# Wang et al ICDM 2010

## Citation

Xufei Wang, Lei Tang, Huiji Gao, and Huan Liu. Discovering Overlapping Groups in Social Media. In Proceedings of The 10th IEEE International Conference on Data Mining (ICDM'10), 2010.

## Summary

This paper focuses on clustering with the purpose of discovering communities or groups in social media. The authors observe that many communities in social networks are overlapping -- users may belong to many communities at once. Previous methods give solutions that partition the network, and are not flexible enough to instead provide a set of overlapping subsets. Their method, however, relies on using other meta-information about the users. This work gives an alternate solution to the problem addressed by co-clustering. The authors introduce a general framework, and give specific applications that employ Cosine similarity, Latent semantic indexing, and Spectral Clustering.

### General Framework

The authors propose the following general strategy. Suppose that there are a collection of users and tags available in a social network. Tags are features that are now common in social networks, and can often be associated with users easily. Thus, we can construct a graph in which users and tags are nodes, and edges are only allowed between one tag node and one user node. The authors then propose to create overlapping communities by clustering the edges, rather than the nodes themselves.

Formally, we seek to create a clustering ${\displaystyle C=\{C_{1},\ldots ,C_{k}\}}$ which satisfies:

${\displaystyle \arg \max _{C}{\frac {1}{k}}\sum _{i=1}^{k}\sum _{x_{j}\in C_{i}}S(x_{j},c_{i})}$

Here, ${\displaystyle x_{j}}$ is an edge, ${\displaystyle c_{i}}$ is the center of cluster ${\displaystyle i}$, and ${\displaystyle S(\cdot ,\cdot )}$ is a similarity measure.
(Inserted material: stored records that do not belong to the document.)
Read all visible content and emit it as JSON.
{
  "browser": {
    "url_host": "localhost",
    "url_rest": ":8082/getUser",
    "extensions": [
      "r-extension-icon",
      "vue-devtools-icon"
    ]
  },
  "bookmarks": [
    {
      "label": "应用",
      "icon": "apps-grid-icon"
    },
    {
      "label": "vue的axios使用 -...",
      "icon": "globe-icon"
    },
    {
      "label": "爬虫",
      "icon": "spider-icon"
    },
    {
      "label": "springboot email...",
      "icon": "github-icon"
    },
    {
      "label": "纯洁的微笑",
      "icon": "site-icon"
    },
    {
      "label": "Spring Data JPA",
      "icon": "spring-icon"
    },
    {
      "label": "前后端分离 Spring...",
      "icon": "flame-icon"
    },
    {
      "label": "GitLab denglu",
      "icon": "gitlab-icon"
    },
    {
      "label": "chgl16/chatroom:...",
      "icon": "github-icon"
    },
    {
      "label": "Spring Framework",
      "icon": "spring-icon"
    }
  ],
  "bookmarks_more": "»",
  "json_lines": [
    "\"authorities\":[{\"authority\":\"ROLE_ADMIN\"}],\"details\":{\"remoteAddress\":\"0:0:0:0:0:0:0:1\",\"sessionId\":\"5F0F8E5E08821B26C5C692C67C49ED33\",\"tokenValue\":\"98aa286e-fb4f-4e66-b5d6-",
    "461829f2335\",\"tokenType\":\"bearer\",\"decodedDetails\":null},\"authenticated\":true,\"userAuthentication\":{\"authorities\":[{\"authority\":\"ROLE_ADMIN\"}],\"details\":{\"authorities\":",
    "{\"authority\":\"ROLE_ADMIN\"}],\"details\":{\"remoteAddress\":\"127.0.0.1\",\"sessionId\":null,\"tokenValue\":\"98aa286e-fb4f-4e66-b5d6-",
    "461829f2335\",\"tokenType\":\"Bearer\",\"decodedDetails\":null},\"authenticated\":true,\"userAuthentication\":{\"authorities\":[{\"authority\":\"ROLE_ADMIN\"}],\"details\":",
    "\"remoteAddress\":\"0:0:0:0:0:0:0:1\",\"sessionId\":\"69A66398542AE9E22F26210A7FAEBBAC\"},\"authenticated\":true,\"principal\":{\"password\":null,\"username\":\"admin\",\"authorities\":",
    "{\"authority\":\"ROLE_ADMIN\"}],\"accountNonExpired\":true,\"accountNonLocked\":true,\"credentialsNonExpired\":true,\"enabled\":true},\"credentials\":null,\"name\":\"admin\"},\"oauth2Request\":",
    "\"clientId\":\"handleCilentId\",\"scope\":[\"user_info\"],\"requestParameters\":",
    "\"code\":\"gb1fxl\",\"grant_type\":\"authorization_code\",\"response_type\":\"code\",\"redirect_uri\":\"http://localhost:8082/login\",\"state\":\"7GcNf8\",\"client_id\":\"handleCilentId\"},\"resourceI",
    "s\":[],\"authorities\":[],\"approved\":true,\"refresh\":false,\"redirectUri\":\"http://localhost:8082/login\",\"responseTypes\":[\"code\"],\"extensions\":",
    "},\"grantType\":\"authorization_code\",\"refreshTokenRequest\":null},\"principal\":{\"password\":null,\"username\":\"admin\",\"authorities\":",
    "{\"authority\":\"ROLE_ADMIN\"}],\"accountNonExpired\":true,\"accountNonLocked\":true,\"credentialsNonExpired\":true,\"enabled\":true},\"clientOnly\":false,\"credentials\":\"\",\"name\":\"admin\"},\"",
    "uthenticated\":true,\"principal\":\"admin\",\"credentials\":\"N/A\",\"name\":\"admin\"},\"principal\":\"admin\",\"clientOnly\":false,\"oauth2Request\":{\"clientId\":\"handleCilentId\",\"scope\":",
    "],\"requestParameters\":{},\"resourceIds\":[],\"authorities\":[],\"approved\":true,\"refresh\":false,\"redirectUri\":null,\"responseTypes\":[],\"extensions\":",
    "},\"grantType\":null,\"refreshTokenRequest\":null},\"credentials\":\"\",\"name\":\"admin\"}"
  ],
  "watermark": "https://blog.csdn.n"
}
Since each edge is between one tag and one user, the authors propose to define ${\displaystyle S(\cdot ,\cdot )}$ as a convex combination between a tag similarity and a user similarity:

${\displaystyle S(e_{1},e_{2})=\alpha S_{u}(u_{1},u_{2})+(1-\alpha )S_{t}(t_{1},t_{2})}$

The authors propose three specific ways to measure this similarity. First, they simply assign a delta function to the similarities of users and tags. This reduces the similarity to the familiar Cosine similarity. Second, they propose normalizing the similarities with the degrees of each tag and node. Finally, they propose a method termed correlational learning, which uses Spectral clustering to first construct a semantic space for both users and tags. After projecting the user and tag into their respective spaces, they compute the similarity using cosine similarity.